1917-1924 1925-1930 1931-1932 1933-1939 1940-1957 1973-1998

1925

November-December, Frederic Morgan and Maybeck tour the eastern United States for a month investigating architectural planning of college and university campuses.

1927

December, Maybeck submits his first unit plan to the Board of trustees which they accept.

1928

February 4, Board of Trustees commissions Maybeck to prepare finished plans for the Chapel.

1930

January, February, and April, Frederic Morgan is again in San Francisco conferring with Maybeck on final plans for the first unit. Maybeck will modify totally the first unit plans.

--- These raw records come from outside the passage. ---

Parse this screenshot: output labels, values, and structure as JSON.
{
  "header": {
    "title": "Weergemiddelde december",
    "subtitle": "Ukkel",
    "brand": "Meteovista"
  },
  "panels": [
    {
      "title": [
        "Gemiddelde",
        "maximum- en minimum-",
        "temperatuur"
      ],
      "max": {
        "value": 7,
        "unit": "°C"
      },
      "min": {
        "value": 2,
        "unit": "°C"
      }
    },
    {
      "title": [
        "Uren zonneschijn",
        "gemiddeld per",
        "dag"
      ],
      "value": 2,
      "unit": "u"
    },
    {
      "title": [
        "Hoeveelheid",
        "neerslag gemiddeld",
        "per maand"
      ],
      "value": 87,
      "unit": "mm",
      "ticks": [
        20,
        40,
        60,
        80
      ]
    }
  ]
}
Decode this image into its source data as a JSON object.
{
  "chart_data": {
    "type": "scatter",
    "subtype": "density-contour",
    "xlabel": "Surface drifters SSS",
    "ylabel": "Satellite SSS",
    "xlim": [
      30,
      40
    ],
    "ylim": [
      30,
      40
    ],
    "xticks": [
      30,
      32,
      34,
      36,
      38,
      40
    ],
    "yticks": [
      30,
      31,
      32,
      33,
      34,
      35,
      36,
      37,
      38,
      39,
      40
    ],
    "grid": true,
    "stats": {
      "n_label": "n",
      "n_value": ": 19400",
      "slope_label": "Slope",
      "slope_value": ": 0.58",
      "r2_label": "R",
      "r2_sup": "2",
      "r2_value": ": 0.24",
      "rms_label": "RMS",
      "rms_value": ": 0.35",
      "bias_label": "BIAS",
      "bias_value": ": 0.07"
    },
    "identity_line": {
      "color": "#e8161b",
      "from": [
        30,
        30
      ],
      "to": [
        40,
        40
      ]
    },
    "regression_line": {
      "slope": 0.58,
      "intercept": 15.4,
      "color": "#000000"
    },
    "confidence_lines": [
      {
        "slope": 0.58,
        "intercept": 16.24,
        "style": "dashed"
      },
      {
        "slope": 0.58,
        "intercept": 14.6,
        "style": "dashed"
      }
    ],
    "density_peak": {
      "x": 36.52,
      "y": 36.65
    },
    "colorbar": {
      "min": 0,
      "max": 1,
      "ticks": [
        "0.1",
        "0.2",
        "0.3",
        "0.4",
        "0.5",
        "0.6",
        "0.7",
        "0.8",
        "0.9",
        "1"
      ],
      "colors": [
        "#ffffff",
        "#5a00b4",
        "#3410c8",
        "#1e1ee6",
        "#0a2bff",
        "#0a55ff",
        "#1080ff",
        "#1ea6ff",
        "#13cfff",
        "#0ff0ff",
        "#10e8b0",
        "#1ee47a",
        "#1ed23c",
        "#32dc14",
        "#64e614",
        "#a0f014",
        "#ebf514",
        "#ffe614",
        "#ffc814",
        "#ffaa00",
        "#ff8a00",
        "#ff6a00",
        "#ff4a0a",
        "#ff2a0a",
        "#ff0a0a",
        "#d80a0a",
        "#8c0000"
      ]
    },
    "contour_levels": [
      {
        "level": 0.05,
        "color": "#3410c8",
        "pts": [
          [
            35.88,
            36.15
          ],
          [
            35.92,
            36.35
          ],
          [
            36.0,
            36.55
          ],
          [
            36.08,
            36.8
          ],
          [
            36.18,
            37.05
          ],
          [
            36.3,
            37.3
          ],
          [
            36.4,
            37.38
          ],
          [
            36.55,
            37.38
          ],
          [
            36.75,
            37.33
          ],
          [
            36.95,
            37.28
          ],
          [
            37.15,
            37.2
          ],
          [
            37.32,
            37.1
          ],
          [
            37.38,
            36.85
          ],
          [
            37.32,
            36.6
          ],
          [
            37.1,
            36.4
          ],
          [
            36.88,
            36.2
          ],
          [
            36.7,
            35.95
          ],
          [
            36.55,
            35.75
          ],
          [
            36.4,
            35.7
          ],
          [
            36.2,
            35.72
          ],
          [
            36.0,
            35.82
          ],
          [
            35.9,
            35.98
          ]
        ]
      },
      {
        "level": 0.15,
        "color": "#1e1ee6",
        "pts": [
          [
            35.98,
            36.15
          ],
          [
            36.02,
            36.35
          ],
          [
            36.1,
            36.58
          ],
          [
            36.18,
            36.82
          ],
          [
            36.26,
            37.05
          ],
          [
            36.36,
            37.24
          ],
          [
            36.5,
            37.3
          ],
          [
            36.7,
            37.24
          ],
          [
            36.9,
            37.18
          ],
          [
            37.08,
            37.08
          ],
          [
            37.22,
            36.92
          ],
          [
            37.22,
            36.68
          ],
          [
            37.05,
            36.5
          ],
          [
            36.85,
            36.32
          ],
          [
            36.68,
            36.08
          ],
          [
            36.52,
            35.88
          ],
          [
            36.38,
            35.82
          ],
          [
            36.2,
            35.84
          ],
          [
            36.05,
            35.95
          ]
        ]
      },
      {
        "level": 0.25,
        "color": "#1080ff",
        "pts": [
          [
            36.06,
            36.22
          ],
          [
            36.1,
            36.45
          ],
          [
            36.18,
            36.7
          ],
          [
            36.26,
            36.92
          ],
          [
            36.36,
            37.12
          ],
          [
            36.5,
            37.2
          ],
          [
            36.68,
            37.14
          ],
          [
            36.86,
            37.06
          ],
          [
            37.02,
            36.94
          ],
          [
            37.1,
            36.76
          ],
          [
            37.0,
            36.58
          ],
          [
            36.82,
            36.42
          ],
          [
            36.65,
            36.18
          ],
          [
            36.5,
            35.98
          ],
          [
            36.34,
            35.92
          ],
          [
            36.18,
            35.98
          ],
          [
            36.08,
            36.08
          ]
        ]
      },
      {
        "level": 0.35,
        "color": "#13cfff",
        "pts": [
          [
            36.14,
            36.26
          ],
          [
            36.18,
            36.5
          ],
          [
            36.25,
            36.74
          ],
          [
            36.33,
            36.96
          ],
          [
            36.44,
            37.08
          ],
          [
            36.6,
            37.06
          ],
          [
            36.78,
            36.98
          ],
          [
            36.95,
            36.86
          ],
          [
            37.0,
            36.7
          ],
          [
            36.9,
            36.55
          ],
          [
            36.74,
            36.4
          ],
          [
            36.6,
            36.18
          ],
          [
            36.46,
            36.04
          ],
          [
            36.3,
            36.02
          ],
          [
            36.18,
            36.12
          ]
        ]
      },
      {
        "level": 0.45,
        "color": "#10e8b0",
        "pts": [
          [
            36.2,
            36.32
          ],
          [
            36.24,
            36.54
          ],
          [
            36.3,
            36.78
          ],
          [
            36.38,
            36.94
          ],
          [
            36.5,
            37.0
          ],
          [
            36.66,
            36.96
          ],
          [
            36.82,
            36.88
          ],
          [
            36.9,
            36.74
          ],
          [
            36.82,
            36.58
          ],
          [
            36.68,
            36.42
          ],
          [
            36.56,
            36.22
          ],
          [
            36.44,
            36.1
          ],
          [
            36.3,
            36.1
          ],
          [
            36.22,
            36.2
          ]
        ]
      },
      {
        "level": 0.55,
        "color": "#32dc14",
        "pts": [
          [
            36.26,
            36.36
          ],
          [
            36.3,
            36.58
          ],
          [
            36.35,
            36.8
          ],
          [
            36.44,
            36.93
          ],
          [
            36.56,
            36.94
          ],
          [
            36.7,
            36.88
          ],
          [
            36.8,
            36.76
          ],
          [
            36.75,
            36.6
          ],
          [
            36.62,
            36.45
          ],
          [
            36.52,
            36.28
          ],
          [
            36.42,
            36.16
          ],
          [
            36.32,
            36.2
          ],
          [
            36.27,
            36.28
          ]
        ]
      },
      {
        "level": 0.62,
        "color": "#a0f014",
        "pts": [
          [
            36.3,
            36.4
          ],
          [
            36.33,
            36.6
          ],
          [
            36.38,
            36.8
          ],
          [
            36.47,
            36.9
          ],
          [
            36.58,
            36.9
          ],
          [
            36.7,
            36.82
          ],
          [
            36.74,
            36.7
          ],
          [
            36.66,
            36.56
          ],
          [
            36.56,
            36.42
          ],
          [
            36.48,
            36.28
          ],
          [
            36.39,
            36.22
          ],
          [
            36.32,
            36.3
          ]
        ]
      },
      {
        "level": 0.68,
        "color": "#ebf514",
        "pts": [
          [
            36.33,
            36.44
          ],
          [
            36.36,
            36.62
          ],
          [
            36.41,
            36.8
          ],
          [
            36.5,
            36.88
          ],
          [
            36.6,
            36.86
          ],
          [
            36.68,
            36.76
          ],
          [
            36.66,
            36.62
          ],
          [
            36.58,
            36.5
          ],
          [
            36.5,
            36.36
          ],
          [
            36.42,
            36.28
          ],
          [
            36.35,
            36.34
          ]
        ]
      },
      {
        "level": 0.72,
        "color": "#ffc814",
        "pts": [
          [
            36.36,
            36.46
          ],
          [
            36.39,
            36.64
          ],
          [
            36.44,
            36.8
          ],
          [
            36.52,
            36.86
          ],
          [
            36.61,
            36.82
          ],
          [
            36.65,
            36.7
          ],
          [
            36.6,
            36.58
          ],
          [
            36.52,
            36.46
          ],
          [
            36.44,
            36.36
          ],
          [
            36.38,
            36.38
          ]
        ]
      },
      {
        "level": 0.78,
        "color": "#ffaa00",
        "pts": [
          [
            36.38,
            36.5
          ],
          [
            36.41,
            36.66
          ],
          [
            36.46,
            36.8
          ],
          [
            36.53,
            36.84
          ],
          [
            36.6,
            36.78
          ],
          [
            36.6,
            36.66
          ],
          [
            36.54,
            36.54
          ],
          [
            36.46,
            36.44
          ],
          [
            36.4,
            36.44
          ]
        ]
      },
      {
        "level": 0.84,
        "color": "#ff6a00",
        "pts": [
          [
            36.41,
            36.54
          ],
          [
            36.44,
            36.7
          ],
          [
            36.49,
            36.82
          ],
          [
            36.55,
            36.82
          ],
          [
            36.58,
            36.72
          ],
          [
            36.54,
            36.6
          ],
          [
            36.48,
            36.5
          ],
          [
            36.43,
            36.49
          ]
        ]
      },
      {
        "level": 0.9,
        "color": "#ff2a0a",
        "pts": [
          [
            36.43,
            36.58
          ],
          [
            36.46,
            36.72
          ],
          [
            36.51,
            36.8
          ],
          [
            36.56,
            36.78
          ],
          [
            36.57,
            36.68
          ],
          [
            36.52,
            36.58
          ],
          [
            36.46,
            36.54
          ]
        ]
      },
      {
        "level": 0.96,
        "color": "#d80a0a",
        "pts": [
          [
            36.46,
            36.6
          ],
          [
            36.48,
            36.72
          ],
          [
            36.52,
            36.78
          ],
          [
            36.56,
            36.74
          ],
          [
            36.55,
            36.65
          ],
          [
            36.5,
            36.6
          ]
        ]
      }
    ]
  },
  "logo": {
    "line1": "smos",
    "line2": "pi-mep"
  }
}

April 30, Board of Trustees approves the revised plan and authorizes construction to begin.

June 10, Maybeck arrives in St. Louis for a three-week visit. He brings several versions of the Chapel design.

October, Frederic Morgan, who has been in San Francisco finalizing plans with Maybeck’s office, receives a telegram from St. Louis that the campus site is now in question because a major highway may bisect the Loch Lin property. Maybeck is delighted with the prospect of finding a new site and suggests the bluff area which he has seen from the train when approaching St. Louis.

Frederic Morgan returns to St. Louis and with Thomas Blackwell, Principia’s business manager, begins the search for a new site. The two investigate the Village of Elsah, forty miles north of St. Louis on the east side of the Mississippi, where, as students twenty years earlier, they had visited the summer home of Frederick Oakes Sylvester, Principia’s first art director. They discover a number of Elsah properties for sale.

November 26, Principia purchases 2000 acres above Elsah with four miles of bluff land overlooking the Mississippi River.

December 10, Maybeck visits Elsah and finds the site unrivaled. He remarks, “Only West Point along the Hudson palisades and the University of Heidelberg on the cliffs of the Neckar in Germany can be compared to it.”